И обращаются мысли Платова на покинутый Тихий Дон Иванович. Там теперь стройка идет, Новочеркасск воздвигают, собор делают. Не будет больше весенних наводнений[12]; круглый год улицы будут сухи. «Кто понял меня, почему я там на песчаном холме строю хоромы, строю славу войска Донского, его столицу… Никто!.. И история вряд ли поймет! Я знаю, говорят, к Мишкину[13] поближе Платов строится… Пускай говорят, я – выше этого». Платов дергает сонетку – камердинер во фраке и белом жилете, в штиблетах вносит ему кофе и ставит на столике.
Второй час дня, надо вставать.
– Был кто?
– Никак нет, ваше высокопревосходительство. Ординарцам лейб-казачьего полка прикажете являться?
– Нет. Петр Николаевич пришел?
– Только сейчас вошли. Одеваются.
Петр Николаевич Коньков – протеже Платова. Он взял его семнадцатилетним юношей в свой полк, во вторую войну с Наполеоном, 1807 года, пожаловал урядником, а за Рущукские набеги сделал хорунжим и прикомандировал к себе в бессменные ординарцы. Платов полюбил Конькова за быстрый ум, за смелые ответы, за лихую езду, за почтительность, соединенную с воинской выправкой.
Платов подумал немного.
– Пошли его ко мне.
– Слушаю-с!
Платов надел сапоги со шпорами, надел широкие шаровары, сел на постель и задумался. Легкий звон шпор заставил его очнуться. Вошел Коньков. Это был высокий и стройный офицер, совсем молодой и очень красивый. Маленькие усики легкой тенью пробивались на верхней губе, волосы вились с боков, а сзади коротко, по-регулярному были острижены, глаза смотрели бойко, самоуверенно и победоносно. Войдя, он поклонился Платову и, вытянувшись, стал у притолоки. И уважение, и какое-то обожание видно было в его глазах, когда, ловко вытянувшись и прижав левой рукой саблю в жестяных ножнах, он смотрел прямо в глаза атаману.
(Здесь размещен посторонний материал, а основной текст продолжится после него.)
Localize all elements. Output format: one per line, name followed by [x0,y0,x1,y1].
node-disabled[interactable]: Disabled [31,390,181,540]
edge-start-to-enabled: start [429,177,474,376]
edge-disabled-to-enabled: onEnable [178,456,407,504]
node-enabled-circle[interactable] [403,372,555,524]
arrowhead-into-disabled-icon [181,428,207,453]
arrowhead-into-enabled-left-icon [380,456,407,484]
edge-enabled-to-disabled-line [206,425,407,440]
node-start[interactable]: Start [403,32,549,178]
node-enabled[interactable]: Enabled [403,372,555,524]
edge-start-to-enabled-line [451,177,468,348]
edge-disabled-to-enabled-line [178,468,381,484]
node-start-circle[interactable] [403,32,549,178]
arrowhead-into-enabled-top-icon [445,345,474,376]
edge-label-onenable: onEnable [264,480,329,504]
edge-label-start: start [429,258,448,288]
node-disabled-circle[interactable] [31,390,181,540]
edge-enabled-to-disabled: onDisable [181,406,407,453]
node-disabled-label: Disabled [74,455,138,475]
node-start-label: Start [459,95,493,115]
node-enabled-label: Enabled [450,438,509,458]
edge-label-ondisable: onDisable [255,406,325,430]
– Нигде не напроказил вчера? – спросил Платов.
– Нигде, ваше высокопревосходительство, – ответил казак и, чувствуя, что разговор пойдет не по службе, слегка согнул левую ногу.
– А где был?
– В балете, спектакль так прозывается, ваше высокопревосходительство…
– Баловство! Находишься ты у меня по театрам. Избалуешься, я вам скажу, это нехорошо.
Коньков чуть улыбнулся, услыхав это «я вам скажу», приговорку, постоянно повторяемую Платовым.
– Никак нет, ваше высокопревосходительство.
– Что, никак нет. Я вам скажу, не казацкое это дело. Мы не рождены ходить по паркам да сидеть на мягкой мебели, охота да война – вот наша забава. Опять у Клингельши пропадал?
Коньков чуть покраснел.
– Эх, вижу, что влюблен! Что же, я вам скажу, худого. Без бабы все одно не проживешь. Только лучше бы свою взял… Ну, да погоди, я тебя порадую. Что лучше любишь, с бабами хороводиться или воевать?